In einem neuen Leben wandeln – wie ist dies der Fall? Diese Frage zu beantworten, sprengt den Rahmen jeder Predigt, ja, jedes Menschenlebens.
Aber zwei Hinweise möchte ich doch geben, die sich für mich aus der Zusammenschau unserer beiden Geschichten ergeben, aus Matthäus und Markus 16.
Erstens: In dieses neue Leben steigt man nicht einfach ein. Man entnebelt nicht mal so seine eigenen Sinne. Aus dem Nebel der eigenen Begriffsstutzigkeit muss man gerufen werden. Und dieser Ruf, sofern er aus dem Nebel in das neue Leben führt, ist der Ruf Christi.
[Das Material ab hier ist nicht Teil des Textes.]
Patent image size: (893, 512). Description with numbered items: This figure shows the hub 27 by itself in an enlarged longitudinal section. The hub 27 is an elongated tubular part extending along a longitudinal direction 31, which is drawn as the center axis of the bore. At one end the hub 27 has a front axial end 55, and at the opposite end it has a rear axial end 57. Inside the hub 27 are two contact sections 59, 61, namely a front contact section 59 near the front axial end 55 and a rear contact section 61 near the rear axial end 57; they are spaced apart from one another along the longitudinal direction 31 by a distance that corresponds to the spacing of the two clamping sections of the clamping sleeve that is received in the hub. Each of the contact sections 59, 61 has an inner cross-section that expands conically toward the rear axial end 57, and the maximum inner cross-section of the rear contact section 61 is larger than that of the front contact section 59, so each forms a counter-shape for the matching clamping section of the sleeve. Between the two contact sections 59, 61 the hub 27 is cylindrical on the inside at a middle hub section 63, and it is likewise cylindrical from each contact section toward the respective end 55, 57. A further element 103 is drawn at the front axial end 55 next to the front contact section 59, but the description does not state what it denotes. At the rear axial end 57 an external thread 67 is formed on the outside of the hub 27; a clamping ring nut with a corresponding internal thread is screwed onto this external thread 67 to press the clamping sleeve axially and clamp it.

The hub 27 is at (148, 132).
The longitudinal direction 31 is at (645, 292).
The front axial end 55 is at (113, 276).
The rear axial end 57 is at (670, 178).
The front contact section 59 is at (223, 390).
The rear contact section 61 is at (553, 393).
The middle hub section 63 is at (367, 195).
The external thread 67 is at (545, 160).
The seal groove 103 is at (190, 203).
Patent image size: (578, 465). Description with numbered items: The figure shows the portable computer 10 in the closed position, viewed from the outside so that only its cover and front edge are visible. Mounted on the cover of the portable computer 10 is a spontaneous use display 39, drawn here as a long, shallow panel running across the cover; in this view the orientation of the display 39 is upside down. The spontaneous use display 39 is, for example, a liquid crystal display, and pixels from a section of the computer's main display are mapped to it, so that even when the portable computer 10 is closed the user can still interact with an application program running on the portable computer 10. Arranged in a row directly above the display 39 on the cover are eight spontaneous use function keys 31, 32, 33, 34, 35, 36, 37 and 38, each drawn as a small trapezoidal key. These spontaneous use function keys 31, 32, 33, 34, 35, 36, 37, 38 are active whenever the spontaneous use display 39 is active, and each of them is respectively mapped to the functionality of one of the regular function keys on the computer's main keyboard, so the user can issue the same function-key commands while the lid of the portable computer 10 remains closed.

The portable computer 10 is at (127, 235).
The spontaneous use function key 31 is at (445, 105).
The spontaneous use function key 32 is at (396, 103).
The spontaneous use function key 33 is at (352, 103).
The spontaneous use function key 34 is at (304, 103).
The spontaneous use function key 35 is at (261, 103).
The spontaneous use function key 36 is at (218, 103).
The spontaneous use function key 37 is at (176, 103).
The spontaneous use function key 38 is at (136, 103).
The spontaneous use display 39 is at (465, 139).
Christus ruft uns heraus aus den Sorgen um vergessenes Brot, um unsere vielfältigen Versuche, unser Leben zu versichern. Er ruft uns heraus aus den falschen Zeitansagen selbsternannter Unheilspropheten, selbstherrlicher Heilsprediger und verkniffener Regelhüter. Er ruft uns heraus aus unserem Unglauben, dass am Ende der Tod obsiegt. Und wenn wir diesem Ruf folgen, dann werden wir einen Schritt in dieses neue Leben tun, dann sind wir Herausgerufene, Ek-klesia, Kirche.
Zweitens: Haben wir einmal dieses richtige Leben im falschen erkannt, heißt das noch lange nicht, dass wir es in einer neuen Situation wieder erkennen. Derselbe Petrus, der in Matthäus 16 voll Inbrunst ruft: „Du bist der Christus, des lebendigen Gottes Sohn!“, ist Teil des Jüngerkreises, der in Markus 16 weder Maria von Magdala noch den Emmausjüngern glaubt, als sie die Auferweckung des Gekreuzigten bezeugen.
Das neue Leben, das kommt immer wieder in anderer Gestalt zu uns. Deswegen bleiben wir stets darauf angewiesen, dass uns der Ruf Christi dieses neue Leben erschließt, fragend-werbend, wie er dies im Matthäusevangelium tut, oder mit deutlichen Worten, wie er im Markusevangelium spricht, oder noch einmal ganz anders…
Dass dieses neue Leben den Tod überwunden hat, das wissen wir seit Ostern. Wie dieses neue Leben in die tausend Tode kommt, die wir so sterben, dafür brauchen wir unser ganzes Leben. Mit Christus an der Seite ist dies eine gute Nachricht. Amen.